Michael presented in the tents at Bryant Park, with his usual vivre and glamour. Anna Wintour and Michael Douglas appeared in the first row, and each guest received a bottle of Kor’s new perfume. His new garments feature fun and sexy cutouts in atypical patterns, while Lucite accessories lend an edgy quality to classic pieces.
I was delighted to see a plethora of female photographers at the show. Such diversity was unusual in the 1980s, when I appeared with Michael in Harper’s Bazaar as his modern muse—probably because I was one of a few women behind the lens. Kors will undoubtedly steal the spotlight in forthcoming industry press.

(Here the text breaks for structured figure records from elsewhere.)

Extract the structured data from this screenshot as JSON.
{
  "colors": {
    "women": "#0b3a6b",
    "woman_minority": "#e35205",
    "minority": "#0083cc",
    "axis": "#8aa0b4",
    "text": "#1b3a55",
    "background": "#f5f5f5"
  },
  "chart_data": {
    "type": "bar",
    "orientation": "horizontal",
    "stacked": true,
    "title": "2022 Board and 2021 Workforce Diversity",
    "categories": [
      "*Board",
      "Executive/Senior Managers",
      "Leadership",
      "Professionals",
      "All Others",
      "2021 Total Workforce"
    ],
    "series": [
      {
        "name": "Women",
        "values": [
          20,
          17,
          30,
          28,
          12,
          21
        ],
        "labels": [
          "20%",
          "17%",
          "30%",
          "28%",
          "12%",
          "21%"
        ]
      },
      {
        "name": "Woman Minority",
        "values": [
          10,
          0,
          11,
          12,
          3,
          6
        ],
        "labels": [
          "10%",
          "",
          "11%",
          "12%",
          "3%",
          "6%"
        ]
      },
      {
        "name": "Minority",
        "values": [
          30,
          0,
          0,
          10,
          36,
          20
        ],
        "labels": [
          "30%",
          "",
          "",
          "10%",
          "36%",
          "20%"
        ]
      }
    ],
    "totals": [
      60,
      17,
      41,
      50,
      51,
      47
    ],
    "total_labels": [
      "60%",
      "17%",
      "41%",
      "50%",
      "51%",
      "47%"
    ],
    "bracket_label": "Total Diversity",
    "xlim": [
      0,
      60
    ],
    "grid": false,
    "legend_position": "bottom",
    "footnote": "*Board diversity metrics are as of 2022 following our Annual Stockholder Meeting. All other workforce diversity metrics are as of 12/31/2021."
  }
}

Norma Kamali, on the other hand, presented her new line for eBay outside the Apple Store in SoHo. Norma hasn’t participated in the traditional framework of fashion for some time. She’s stepped outside the brick and mortar model, using technology to reinvent herself and reinvigorate her business.
Norma’s collection is available exclusively online, promoted via an iPhone application and a game on roiworld.com. (You know you want to dress your avatar in her garb!) Her website offers free consultations with personal shoppers via Skype, and a Try Before You Buy option—eliminating a significant barrier to online sales. She manufactures solely in the USA, resulting in more rapid turnaround and superior quality control.
Of course, Norma always was unconventional. When I photographed Renee Toft Simonsen in a Kamali design for the December 1982 issue of Vogue, I received a thank you note written on plain white paper with blue magic marker–a refreshing, unpretentious gesture in an otherwise pretentious time! A designer had never thanked me, nor has one since.
Kors and Kamali furnish a compelling contrast. Both offer clothing for the everyday woman, but reach her through different channels. I laud Kamali’s attempts to move fashion forward through technology, providing increased transparency and accessibility. Should other designers follow suit, we may experience a consumer revolution within the fashion world.